Slow queries caused by large QueuedJobDescriptor table, and lack of indexes #336

mateusz · 2021-02-19T00:08:41Z

SiteTreeContentReview extension does a global order by query filtered by a where on a non-indexed column (see example query (1) a the end). This query can take minutes to run if the descriptor table is large (in our case, 184k rows), and is triggered by dev/build on all classess with this extension applied, making dev/build take half an hour.

This behaviour can be potentially triggered from other, unexpected places, taking sites down. Our situation occurred, because the CleanupJob was not ran, as it has to be manually triggered. Manual trigger is not very good because the person deploying must be aware they need to go to the CMS and trigger it, which often doesn't happen.

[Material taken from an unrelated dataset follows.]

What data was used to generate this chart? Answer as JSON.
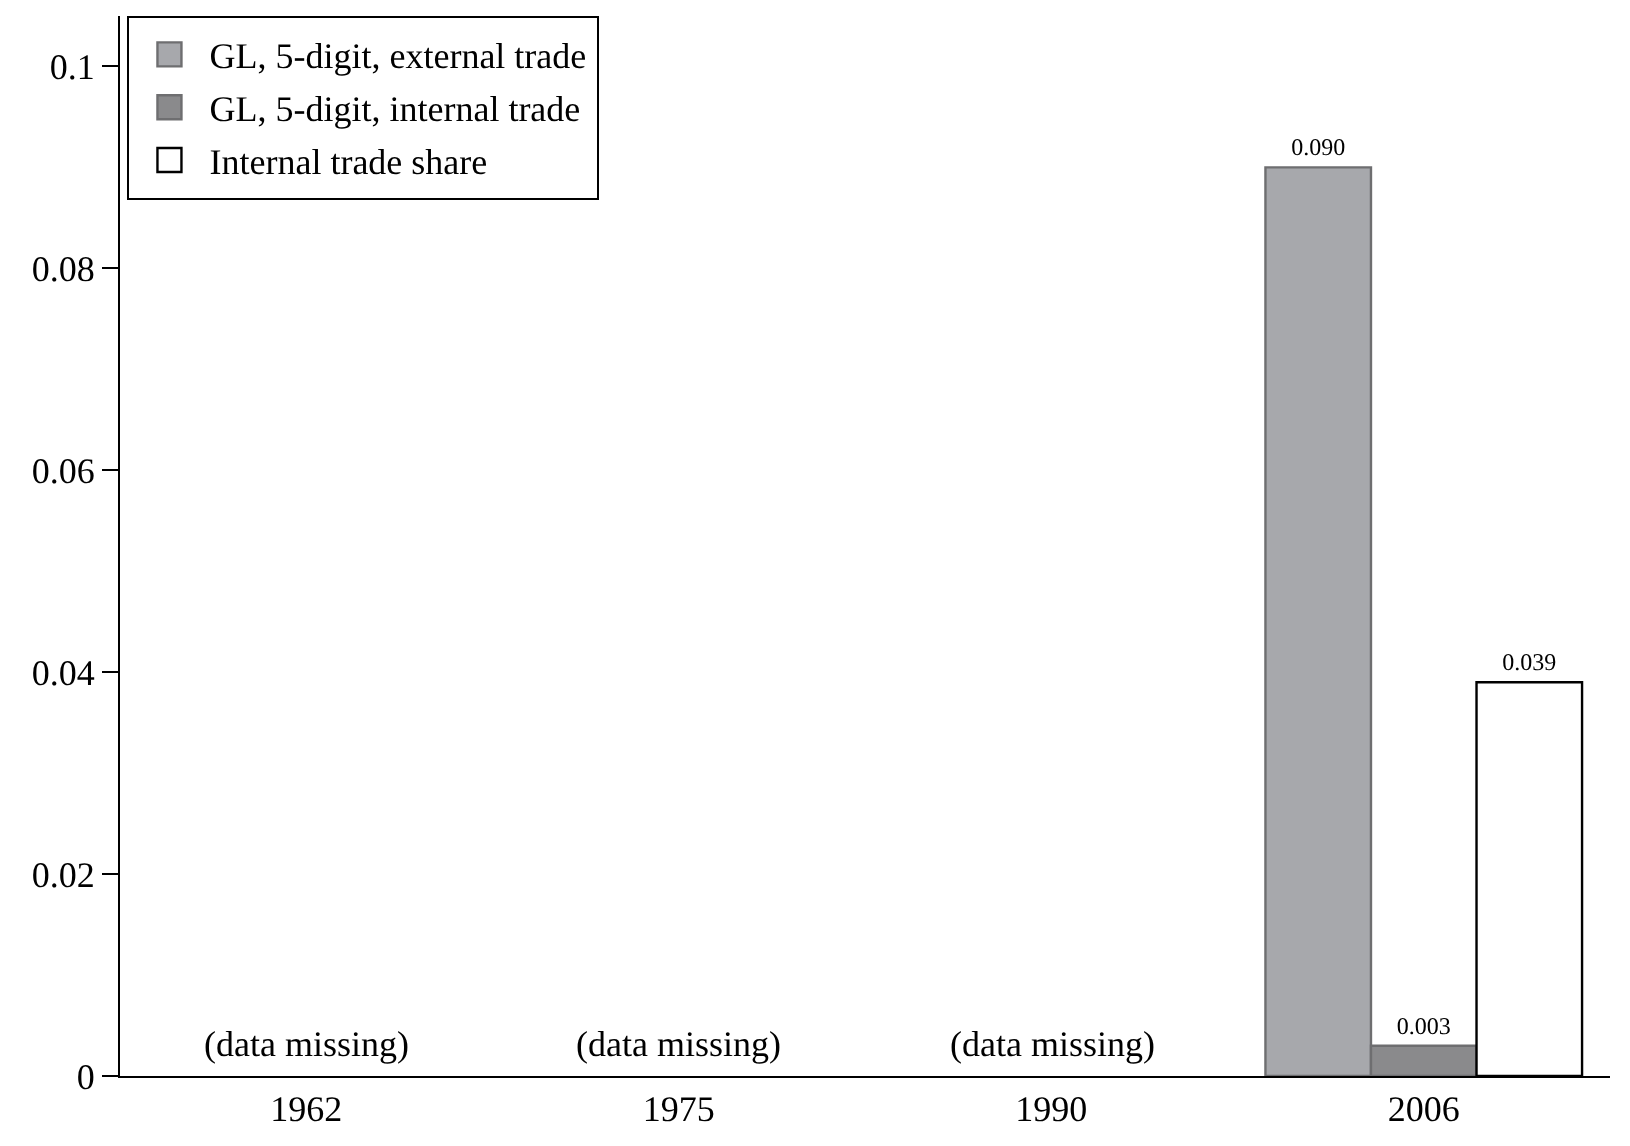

We'd like to reduce the likelihood for this common failure scenario from occuring and requiring support to step in :)

Suggested solutions:

add indexes to non-indexed columns to make the problem less frequent/less impacting
default CleanupJob to on, and ensure it self-schedules

(1) example query we have seen in the wild, on top of a non-indexed Implementation column. I can confirm the issue is caused by order by. Running similar query on an indexed column is fast. Running similar query without order by is fast as well.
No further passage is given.